May 3, 2024

Glasgow Standard

News and features from GCU Journalism Students

Glasgow-based charity scoops major national award

3 min read

Amma Birth Companions was chosen as one of 10 winners of the 2024 GSK IMPACT Awards having been selected from over 500 UK charities.

The charity was recognised for its work to improve the health, wellbeing, and birthing experiences of pregnant women from vulnerable backgrounds, including refugees and asylum seekers.

The organisation impressed judges by its impact that it has achieved in a small time by identifying a gap in suitable birthing support for vulnerable women.

CEO of Amma Birth Companions, Maree Aldam, said: “It’s been a really rigorous, quite challenging, judging process that we’ve been through so to be recognised along with the other winners of the impact award is really special for us.”

Amma Birth Companions CEO, Maree Aldam, on what it means to the charity to receive the 2024 GSK IMPACT Award

As one of the 10 award winners, Amma Birth Companions will receive £40,000 in unrestricted funding. Maree Aldam added: “The funding is just so very welcome. Us, at Amma, like so many other charities, are finding the fundraising landscape increasingly difficult with the cost of living crisis and the various other challenges that we are seeing at the moment.

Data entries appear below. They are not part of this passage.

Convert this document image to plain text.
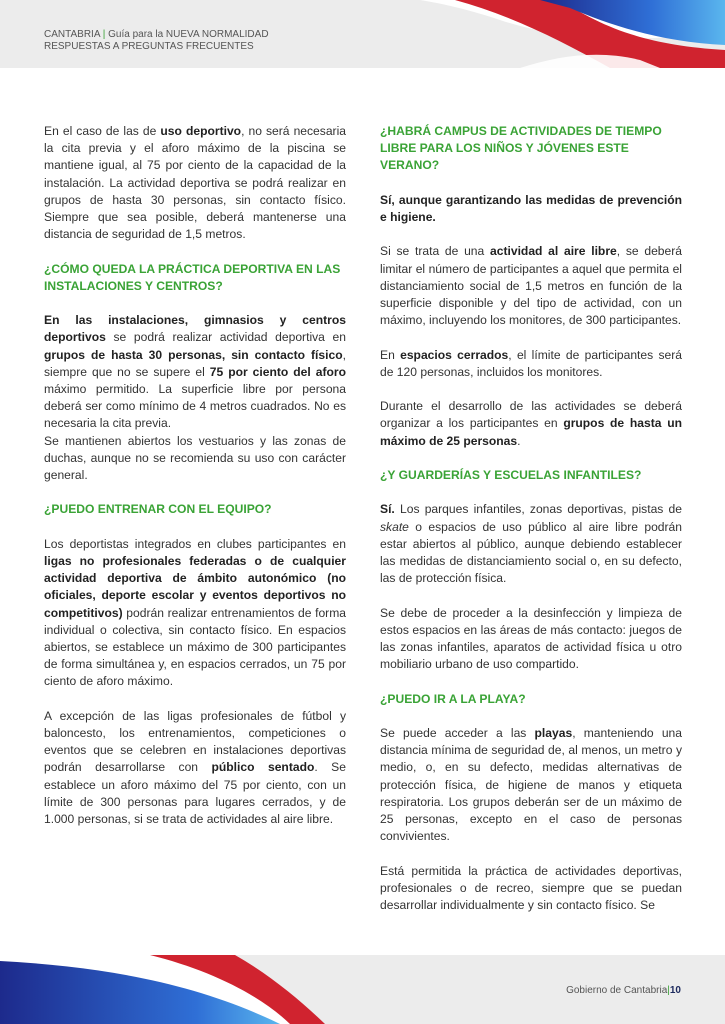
CANTABRIA | Guía para la NUEVA NORMALIDAD
RESPUESTAS A PREGUNTAS FRECUENTES

En el caso de las de uso deportivo, no será necesaria la cita previa y el aforo máximo de la piscina se mantiene igual, al 75 por ciento de la capacidad de la instalación. La actividad deportiva se podrá realizar en grupos de hasta 30 personas, sin contacto físico. Siempre que sea posible, deberá mantenerse una distancia de seguridad de 1,5 metros.

¿CÓMO QUEDA LA PRÁCTICA DEPORTIVA EN LAS INSTALACIONES Y CENTROS?

En las instalaciones, gimnasios y centros deportivos se podrá realizar actividad deportiva en grupos de hasta 30 personas, sin contacto físico, siempre que no se supere el 75 por ciento del aforo máximo permitido. La superficie libre por persona deberá ser como mínimo de 4 metros cuadrados. No es necesaria la cita previa.

Se mantienen abiertos los vestuarios y las zonas de duchas, aunque no se recomienda su uso con carácter general.

¿PUEDO ENTRENAR CON EL EQUIPO?

Los deportistas integrados en clubes participantes en ligas no profesionales federadas o de cualquier actividad deportiva de ámbito autonómico (no oficiales, deporte escolar y eventos deportivos no competitivos) podrán realizar entrenamientos de forma individual o colectiva, sin contacto físico. En espacios abiertos, se establece un máximo de 300 participantes de forma simultánea y, en espacios cerrados, un 75 por ciento de aforo máximo.

A excepción de las ligas profesionales de fútbol y baloncesto, los entrenamientos, competiciones o eventos que se celebren en instalaciones deportivas podrán desarrollarse con público sentado. Se establece un aforo máximo del 75 por ciento, con un límite de 300 personas para lugares cerrados, y de 1.000 personas, si se trata de actividades al aire libre.

¿HABRÁ CAMPUS DE ACTIVIDADES DE TIEMPO LIBRE PARA LOS NIÑOS Y JÓVENES ESTE VERANO?

Sí, aunque garantizando las medidas de prevención e higiene.

Si se trata de una actividad al aire libre, se deberá limitar el número de participantes a aquel que permita el distanciamiento social de 1,5 metros en función de la superficie disponible y del tipo de actividad, con un máximo, incluyendo los monitores, de 300 participantes.

En espacios cerrados, el límite de participantes será de 120 personas, incluidos los monitores.

Durante el desarrollo de las actividades se deberá organizar a los participantes en grupos de hasta un máximo de 25 personas.

¿Y GUARDERÍAS Y ESCUELAS INFANTILES?

Sí. Los parques infantiles, zonas deportivas, pistas de skate o espacios de uso público al aire libre podrán estar abiertos al público, aunque debiendo establecer las medidas de distanciamiento social o, en su defecto, las de protección física.

Se debe de proceder a la desinfección y limpieza de estos espacios en las áreas de más contacto: juegos de las zonas infantiles, aparatos de actividad física u otro mobiliario urbano de uso compartido.

¿PUEDO IR A LA PLAYA?

Se puede acceder a las playas, manteniendo una distancia mínima de seguridad de, al menos, un metro y medio, o, en su defecto, medidas alternativas de protección física, de higiene de manos y etiqueta respiratoria. Los grupos deberán ser de un máximo de 25 personas, excepto en el caso de personas convivientes.

Está permitida la práctica de actividades deportivas, profesionales o de recreo, siempre que se puedan desarrollar individualmente y sin contacto físico. Se

Gobierno de Cantabria|10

“So this funding is extremely welcome. It will go a long way towards helping us to run the main services that we run. One of the main things that we do is to offer companionship during pregnancy, birth and postnatal period. So we train cohorts of volunteers to deliver that kind of support to clients.

“We also have our own perinatal team so we have got a team of four who support the clients directly.”

The charity was formed in 2019 and since then has provided care, information and support to many women and birthing people who have faced, or are facing, vulnerable circumstances.

The care, information and support that they receive means that they do not face poor birth outcomes and do not have to face childbirth alone.

A lot of the people that the charity supports are seeking asylum or have insecure immigration status. Research shows that maternal mortality rates amongst women from Black or Asian ethnic backgrounds are significantly higher than they are for white women.

Ms Aldam said: “Many of the clients are in the asylum process or have refugee status, or other insecure immigration status.

“We are regularly blown away by the resilience of people who have challenging situations that they have faced, many having had experiences of trauma.

“I think having the support of an organisation such as ours and being able to believe in people and to get the kind of support that they need, in what is one of the most challenging periods that they will go through in their life, is really important.”

The award is just recognition for the fantastic work that Amma Birth Companions does in supporting vulnerable women in Glasgow and shaping government policy.

It will allow the charity to continue its vital work and grow to help more vulnerable people in society.